その彼が、ニューヨークタイムズのインタビューに応じて、10年余り務めたグーグルを辞めたことを明らかにし、業界関係者をザワつかせています。その理由を、「AIがもたらす深刻な脅威について自由に発言するため」としており、「自分のライフワークを後悔する気持ちさえある」とも述べていますので、穏やかではありません。ちなみに、彼がグーグルに関わるようになったのは2013年以降であるため、2010年にグーグルを離れた私は、残念ながら彼とは直接の面識はありません。

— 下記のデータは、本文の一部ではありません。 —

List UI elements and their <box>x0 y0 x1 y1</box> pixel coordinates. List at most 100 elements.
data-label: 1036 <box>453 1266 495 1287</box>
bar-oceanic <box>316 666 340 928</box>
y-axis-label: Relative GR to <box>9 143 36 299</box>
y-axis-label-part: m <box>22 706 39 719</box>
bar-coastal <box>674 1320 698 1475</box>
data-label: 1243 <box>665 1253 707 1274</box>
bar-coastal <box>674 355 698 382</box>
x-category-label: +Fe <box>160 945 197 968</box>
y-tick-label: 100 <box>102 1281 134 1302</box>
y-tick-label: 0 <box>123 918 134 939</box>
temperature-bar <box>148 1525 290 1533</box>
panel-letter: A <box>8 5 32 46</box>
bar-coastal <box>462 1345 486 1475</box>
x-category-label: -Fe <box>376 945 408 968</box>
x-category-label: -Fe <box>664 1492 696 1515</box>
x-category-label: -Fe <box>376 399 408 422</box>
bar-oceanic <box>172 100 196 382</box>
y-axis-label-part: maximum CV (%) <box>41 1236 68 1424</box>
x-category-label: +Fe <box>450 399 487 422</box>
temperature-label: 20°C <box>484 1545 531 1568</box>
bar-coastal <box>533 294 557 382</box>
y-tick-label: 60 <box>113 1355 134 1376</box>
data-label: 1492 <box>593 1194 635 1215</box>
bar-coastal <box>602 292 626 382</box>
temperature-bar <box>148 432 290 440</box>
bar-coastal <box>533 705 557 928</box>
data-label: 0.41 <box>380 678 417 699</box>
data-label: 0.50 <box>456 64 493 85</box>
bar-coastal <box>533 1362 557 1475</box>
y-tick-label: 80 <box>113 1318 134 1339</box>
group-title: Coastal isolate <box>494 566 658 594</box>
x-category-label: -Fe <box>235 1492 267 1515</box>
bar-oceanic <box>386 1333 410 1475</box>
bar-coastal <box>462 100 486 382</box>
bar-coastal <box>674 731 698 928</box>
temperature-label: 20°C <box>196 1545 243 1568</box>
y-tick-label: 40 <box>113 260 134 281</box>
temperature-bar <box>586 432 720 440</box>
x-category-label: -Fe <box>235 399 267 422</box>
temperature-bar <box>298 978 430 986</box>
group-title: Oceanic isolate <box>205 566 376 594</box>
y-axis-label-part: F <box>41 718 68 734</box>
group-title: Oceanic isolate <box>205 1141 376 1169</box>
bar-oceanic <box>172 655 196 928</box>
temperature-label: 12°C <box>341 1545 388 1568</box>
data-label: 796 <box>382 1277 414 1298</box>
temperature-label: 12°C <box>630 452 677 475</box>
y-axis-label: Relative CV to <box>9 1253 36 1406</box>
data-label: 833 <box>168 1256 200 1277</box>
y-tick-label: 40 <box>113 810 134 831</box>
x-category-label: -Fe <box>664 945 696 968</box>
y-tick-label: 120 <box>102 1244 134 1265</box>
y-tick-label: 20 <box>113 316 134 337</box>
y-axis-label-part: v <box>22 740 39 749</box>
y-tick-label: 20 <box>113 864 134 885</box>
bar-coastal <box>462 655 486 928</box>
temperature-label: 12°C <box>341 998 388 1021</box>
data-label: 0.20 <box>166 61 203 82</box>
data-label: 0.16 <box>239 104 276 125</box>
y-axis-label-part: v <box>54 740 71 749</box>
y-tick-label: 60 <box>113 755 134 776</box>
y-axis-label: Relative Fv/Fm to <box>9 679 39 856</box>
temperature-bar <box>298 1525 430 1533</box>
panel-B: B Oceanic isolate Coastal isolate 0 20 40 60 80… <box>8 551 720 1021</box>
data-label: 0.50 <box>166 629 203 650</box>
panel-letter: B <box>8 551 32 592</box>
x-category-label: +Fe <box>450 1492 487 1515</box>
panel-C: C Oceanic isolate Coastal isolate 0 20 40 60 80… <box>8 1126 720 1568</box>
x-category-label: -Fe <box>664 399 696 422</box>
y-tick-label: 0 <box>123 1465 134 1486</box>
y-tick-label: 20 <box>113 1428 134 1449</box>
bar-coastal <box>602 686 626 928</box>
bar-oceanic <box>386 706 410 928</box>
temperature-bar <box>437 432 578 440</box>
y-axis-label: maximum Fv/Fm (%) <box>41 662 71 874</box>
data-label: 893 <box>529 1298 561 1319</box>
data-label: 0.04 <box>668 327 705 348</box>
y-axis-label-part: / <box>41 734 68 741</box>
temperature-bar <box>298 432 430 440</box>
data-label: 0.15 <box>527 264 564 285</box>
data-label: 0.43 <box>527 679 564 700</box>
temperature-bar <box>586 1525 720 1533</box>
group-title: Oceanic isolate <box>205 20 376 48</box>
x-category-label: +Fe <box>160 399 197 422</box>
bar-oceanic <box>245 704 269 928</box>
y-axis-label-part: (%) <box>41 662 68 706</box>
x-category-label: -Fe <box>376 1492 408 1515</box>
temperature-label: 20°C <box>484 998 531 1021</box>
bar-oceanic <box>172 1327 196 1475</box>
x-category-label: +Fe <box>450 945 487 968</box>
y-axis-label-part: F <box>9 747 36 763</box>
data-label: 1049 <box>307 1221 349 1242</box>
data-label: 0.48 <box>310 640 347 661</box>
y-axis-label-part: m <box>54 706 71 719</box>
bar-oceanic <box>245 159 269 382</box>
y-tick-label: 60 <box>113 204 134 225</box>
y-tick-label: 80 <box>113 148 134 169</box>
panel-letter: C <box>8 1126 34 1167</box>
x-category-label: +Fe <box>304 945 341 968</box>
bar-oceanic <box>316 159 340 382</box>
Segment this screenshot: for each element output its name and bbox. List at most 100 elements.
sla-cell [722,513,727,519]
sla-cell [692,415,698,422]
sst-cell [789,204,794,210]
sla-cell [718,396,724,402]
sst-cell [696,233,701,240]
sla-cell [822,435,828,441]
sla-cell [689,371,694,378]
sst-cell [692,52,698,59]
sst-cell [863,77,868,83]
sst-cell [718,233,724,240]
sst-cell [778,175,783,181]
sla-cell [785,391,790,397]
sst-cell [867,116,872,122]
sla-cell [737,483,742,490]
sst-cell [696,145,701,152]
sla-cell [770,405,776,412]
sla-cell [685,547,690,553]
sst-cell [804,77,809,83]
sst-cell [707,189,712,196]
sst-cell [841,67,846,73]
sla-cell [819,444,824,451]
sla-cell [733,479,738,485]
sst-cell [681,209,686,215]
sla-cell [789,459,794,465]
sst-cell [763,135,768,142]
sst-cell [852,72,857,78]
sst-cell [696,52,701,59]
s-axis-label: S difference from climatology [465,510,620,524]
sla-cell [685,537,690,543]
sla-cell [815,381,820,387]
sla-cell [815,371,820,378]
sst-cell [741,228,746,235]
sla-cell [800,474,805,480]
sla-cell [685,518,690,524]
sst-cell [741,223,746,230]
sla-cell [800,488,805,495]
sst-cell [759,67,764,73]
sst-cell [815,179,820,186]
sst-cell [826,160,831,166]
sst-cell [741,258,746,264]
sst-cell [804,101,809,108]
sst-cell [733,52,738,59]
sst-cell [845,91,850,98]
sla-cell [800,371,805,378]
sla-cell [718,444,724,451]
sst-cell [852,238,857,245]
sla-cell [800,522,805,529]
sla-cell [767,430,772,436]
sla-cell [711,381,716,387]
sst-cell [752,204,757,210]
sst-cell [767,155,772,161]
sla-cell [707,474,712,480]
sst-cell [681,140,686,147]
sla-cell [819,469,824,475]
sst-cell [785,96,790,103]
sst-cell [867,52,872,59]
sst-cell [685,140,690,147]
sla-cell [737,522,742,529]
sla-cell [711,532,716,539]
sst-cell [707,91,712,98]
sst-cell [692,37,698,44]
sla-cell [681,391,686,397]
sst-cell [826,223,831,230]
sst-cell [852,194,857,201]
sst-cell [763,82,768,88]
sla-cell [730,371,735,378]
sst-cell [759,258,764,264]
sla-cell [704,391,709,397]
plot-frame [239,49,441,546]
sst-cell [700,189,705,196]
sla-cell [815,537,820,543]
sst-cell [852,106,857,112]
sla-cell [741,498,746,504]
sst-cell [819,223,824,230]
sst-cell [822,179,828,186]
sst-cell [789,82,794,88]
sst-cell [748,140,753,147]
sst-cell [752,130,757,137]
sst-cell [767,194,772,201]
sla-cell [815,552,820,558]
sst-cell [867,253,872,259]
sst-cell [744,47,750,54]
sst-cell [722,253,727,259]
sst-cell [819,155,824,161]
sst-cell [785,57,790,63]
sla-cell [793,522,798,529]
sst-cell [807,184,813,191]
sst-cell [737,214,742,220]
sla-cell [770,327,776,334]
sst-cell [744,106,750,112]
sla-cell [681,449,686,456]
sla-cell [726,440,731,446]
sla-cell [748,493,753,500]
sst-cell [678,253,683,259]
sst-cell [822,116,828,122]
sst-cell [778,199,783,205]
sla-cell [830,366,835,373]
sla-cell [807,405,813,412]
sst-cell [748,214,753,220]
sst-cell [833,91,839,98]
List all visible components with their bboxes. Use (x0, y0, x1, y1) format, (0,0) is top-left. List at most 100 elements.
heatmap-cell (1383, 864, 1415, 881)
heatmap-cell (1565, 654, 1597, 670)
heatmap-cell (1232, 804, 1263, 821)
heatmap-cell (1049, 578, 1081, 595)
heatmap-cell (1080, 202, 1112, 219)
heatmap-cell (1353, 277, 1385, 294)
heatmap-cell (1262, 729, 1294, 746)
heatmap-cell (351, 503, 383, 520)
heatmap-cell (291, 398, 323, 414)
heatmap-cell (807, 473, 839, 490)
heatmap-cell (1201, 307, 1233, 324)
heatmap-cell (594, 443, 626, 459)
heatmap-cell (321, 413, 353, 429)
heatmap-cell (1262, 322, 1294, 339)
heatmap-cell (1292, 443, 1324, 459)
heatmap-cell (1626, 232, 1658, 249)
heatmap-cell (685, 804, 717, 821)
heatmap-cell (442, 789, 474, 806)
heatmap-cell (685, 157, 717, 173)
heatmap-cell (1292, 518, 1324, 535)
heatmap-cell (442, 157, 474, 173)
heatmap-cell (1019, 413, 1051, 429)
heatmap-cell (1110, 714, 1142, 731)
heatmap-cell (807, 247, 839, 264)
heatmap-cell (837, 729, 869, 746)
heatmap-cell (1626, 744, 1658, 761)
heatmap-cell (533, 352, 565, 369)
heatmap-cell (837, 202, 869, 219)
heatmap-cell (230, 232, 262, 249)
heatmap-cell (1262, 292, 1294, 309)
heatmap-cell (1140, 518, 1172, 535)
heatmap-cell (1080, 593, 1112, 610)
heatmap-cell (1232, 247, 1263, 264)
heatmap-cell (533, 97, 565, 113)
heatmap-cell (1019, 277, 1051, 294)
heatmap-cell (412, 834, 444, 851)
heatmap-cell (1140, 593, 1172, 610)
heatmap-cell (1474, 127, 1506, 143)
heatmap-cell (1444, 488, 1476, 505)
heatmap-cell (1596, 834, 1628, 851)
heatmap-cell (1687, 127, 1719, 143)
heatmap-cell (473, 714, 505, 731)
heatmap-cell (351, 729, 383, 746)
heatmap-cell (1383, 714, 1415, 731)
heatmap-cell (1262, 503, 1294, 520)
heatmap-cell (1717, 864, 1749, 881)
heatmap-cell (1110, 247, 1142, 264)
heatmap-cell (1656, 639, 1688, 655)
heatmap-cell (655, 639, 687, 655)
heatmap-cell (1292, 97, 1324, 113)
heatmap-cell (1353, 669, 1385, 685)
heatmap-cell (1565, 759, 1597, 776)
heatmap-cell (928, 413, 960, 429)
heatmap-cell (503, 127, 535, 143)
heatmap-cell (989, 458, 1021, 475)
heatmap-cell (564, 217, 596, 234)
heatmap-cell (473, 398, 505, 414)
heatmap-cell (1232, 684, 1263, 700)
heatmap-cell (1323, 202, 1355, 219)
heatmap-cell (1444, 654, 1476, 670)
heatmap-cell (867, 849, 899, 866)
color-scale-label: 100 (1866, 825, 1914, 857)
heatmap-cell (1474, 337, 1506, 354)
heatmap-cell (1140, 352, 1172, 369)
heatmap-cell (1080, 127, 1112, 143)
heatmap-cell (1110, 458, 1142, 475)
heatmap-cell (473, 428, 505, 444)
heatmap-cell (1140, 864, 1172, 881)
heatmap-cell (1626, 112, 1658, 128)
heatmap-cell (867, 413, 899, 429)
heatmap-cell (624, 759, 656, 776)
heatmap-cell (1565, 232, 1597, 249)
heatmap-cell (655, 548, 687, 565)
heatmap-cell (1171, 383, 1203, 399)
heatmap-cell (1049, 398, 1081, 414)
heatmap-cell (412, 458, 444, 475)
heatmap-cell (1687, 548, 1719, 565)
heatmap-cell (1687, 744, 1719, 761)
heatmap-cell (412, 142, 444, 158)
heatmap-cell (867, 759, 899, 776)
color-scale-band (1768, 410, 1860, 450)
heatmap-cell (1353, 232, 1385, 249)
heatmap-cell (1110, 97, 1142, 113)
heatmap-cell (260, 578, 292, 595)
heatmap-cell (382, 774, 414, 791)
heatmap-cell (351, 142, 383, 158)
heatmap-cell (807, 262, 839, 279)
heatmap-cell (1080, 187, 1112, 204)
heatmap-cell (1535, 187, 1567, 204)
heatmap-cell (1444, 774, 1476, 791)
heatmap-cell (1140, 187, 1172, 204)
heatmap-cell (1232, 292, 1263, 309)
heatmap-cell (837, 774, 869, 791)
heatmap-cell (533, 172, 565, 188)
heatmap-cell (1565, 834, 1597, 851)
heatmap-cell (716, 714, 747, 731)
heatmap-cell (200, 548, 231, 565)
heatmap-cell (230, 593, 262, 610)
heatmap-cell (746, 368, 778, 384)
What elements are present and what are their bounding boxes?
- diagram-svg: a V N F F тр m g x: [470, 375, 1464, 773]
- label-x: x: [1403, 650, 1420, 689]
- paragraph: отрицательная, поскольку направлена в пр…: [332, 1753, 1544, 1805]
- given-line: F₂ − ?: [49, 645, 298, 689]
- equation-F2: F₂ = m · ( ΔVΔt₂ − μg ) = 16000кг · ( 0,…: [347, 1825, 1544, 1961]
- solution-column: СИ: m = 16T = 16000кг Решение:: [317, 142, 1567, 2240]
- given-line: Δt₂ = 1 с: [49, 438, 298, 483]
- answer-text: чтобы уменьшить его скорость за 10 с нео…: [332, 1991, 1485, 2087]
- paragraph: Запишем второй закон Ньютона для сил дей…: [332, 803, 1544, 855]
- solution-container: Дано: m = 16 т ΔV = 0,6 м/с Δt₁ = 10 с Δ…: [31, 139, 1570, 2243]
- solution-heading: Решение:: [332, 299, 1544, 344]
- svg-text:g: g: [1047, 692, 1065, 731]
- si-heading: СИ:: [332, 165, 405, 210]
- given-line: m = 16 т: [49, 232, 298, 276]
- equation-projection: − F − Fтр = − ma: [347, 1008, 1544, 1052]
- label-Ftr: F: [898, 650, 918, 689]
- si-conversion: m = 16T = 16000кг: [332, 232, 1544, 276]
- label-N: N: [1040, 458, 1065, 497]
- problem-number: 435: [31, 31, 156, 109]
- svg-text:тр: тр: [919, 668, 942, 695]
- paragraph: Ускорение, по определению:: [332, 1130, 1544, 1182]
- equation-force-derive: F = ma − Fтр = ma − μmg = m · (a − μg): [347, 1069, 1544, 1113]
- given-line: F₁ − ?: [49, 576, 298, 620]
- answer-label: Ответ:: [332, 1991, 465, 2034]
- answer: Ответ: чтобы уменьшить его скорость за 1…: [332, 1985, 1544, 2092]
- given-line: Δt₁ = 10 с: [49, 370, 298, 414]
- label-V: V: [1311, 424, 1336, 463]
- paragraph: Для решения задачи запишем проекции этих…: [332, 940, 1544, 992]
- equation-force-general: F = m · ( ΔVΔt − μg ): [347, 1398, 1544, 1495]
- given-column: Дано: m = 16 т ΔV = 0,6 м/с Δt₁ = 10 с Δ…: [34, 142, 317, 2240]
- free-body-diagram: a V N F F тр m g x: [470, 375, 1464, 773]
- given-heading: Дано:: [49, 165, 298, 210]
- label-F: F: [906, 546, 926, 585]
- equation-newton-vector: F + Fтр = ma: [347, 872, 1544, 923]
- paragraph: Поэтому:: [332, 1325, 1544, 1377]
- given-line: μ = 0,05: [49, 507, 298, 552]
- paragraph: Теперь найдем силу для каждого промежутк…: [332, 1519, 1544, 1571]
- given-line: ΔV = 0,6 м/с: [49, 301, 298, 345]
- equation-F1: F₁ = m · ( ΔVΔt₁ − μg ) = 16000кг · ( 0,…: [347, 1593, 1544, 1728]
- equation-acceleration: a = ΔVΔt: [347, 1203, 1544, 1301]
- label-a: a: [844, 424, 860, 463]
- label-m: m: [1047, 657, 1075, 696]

ヒントン博士が、AIを積極推進する立場から、逆にそのリスクを憂慮する立場に転じたことは、今後のAI開発やその普及に少なからぬ影響を与える一つの変曲点になる可能性があります。本メルマガ第2号の「最近気になったニュースから」でChatGPTを取り上げましたが、その中で私は以下のように述べました。
「どんな技術革新にも、必ず正負両面があります。AIにも人類の幸福に大いに寄与する正の側面もあれば、戦争や犯罪に悪用されたり、既存の雇用を消滅させていったりという負の側面もあります。サイバー犯罪の専門家によれば、既に闇サイトなどでは、ChatGPTの悪用ノウハウがさまざま出回っているとも聞きます。能天気に諸手を挙げて歓迎できるわけではありません。」
あらゆる技術革新において、まず「楽観」が先行し、「悲観」がその後を追いかけるものですが、ヒントン博士もまさにその流れをたどったと言えます。「自分も中心的に関わって、何か制御不能なとんでもないモンスターを生み出し、世に放ってしまったのでないか、そしてそれがいつしか人類に深刻な危険をもたらす存在になり得るのではないか」という恐れが高じたのでしょう。やはり本メルマガ第2号で、ChatG PTは「息をするようにウソをつく」ことにも触れましたが、生成AIが誤情報のソースとなっていることは、すでに方々で問題視されています。さらにヒントン博士は、「悪人がAIを悪用することを防ぐ方法を見つけるのは困難だ」とも述べています。